Outre le rôle dévolu aux Etats-Unis et la présence, à Pékin comme à Taipei, de dirigeants suffisamment clairvoyants pour imaginer des compromis et suffisamment forts pour les imposer, Linda Jakobson cite encore, au nombre des conditions à réunir, une réforme démocratique sur le continent, l'intégration économique entre les deux rives et le sentiment d'appartenir, de part et d'autre, à une « Grande Chine ». Des objectifs certes lointains qui amènent la sinologue finlandaise à préconiser, dans l'intervalle, des gestes de bonne volonté de nature à détendre l'atmosphère. Elle recommande ainsi aux autorités chinoises d'associer Taiwan à la célébration des Jeux olympiques de 2008 en lui laissant, à titre symbolique, l'organisation d'une épreuve, celle du base-ball, par exemple, un sport dont on connaît la popularité dans l'île mais qui, en revanche, laisse largement indifférents les Chinois du continent. Linda Jakobson considère aussi qu'une participation taiwanaise à l'une des prochaines missions spatiales chinoises contribuerait non seulement à resserrer la coopération technique et scientifique entre les deux rives mais aussi à nourrir ce fameux sentiment d'appartenance à une « Grande Chine », si l'on en juge par la ferveur patriotique soulevée à Hongkong par la visite de Yang Liwei [楊利偉], le premier astronaute chinois. Enfin, un voyage historique à Taipei du Premier ministre chinois, Wen Jiabao [溫家寶], pourrait, selon elle, briser la glace de façon décisive.
Il reste à voir dans quelle mesure la nouvelle direction chinoise à Pékin est prête à lancer de tels signaux. S'il cumule désormais tous les pouvoirs à la tête du Parti, de l'Etat et de l'armée, Hu Jintao n'est pas pour autant parfaitement maître de la situation. Willy Lam estime qu'il sera moins enclin que son prédécesseur, Jiang Zemin, à rechercher les bons offices de Washington, et pense qu'il pourrait se montrer plus agressif sur la question de Taiwan.
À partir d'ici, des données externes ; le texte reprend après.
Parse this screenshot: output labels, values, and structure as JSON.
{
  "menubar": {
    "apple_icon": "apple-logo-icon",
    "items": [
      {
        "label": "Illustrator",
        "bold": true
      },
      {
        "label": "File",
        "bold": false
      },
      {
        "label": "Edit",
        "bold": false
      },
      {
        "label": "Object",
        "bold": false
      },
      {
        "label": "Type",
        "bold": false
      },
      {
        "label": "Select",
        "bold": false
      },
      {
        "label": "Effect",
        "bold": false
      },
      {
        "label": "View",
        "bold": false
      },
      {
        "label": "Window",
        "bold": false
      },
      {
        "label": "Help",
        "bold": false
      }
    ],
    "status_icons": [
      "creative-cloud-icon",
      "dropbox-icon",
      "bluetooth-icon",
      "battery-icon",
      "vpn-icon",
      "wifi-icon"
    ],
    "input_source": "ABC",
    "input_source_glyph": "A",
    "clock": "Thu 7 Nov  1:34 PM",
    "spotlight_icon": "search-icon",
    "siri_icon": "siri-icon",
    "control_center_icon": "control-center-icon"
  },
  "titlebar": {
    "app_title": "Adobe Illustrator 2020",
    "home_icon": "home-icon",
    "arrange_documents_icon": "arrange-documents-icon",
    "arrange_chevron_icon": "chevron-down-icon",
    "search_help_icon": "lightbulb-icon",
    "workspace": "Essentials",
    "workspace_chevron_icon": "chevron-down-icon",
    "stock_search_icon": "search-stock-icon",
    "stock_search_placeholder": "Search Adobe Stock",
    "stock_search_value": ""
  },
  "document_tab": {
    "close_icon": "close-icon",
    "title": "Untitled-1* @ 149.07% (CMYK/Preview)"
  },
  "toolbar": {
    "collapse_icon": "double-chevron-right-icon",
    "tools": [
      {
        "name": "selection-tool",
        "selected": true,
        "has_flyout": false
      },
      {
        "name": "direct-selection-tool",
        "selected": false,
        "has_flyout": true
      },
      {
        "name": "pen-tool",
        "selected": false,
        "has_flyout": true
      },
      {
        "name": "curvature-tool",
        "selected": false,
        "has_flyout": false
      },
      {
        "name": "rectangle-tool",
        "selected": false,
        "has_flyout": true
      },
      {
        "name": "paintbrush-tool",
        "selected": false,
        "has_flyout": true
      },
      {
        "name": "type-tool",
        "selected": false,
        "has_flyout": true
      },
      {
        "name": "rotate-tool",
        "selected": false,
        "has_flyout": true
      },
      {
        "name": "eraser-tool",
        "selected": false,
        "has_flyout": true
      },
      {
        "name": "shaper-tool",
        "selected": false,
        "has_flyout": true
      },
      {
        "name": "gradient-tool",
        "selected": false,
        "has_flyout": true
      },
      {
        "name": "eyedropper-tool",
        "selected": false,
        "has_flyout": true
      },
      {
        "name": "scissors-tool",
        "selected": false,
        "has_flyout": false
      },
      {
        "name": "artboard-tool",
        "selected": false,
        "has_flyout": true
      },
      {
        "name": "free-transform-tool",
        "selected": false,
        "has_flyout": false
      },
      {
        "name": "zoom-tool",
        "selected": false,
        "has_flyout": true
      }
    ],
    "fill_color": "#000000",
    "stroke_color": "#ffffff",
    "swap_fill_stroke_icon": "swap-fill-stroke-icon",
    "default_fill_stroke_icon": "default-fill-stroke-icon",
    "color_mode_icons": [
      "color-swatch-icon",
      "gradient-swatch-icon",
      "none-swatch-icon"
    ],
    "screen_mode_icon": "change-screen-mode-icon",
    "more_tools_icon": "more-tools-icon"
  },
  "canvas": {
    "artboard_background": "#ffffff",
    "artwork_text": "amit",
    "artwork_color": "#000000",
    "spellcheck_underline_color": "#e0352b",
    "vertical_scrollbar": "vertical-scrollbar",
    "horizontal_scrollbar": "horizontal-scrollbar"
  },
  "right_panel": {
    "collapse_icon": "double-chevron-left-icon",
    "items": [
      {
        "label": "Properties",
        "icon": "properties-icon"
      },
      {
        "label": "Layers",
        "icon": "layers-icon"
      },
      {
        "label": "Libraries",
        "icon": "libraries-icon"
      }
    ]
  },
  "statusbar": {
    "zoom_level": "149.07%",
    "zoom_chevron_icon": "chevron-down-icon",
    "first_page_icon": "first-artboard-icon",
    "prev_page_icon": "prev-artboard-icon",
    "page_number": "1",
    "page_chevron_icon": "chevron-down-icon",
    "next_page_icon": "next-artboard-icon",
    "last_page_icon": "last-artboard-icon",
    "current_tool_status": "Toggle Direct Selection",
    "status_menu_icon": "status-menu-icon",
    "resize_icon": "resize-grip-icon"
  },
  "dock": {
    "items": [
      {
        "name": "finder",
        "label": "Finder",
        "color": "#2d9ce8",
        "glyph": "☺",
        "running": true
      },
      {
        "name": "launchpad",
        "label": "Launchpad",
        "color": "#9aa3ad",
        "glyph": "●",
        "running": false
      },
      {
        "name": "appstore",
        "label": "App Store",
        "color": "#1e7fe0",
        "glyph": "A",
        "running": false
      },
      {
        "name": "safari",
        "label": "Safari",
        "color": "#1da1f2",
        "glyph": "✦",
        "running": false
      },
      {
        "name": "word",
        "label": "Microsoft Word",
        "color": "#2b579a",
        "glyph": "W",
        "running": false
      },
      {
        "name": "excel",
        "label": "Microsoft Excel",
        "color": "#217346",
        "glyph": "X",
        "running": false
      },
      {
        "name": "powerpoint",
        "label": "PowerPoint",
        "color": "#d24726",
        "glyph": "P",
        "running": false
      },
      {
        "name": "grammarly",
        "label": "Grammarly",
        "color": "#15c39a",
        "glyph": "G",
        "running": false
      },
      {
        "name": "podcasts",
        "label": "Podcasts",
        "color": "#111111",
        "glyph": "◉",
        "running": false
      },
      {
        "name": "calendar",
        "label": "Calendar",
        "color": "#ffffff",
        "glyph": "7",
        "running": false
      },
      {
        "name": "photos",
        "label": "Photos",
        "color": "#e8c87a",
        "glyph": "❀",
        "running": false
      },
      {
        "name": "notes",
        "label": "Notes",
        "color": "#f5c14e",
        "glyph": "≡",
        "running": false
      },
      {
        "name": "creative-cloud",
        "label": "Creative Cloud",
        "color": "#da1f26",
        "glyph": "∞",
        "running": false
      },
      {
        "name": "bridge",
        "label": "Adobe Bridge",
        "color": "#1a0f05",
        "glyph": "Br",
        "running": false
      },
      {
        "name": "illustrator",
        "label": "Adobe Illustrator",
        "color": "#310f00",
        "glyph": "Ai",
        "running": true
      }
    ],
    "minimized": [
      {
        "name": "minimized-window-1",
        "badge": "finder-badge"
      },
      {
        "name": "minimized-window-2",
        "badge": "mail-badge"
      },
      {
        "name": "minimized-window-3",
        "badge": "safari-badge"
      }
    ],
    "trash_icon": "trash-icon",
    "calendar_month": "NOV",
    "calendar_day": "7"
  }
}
En affectant de considérer l'option militaire pour résoudre celle-ci, il s'agit naturellement moins de réellement préparer une offensive contre l'île que de créer les conditions psychologiques favorables à un règlement politique aux conditions de Pékin. Le président chinois fait ainsi d'une pierre deux coups : il donne aux militaires l'illusion de peser dans la balance tout en plaçant la république populaire en position de force pour négocier.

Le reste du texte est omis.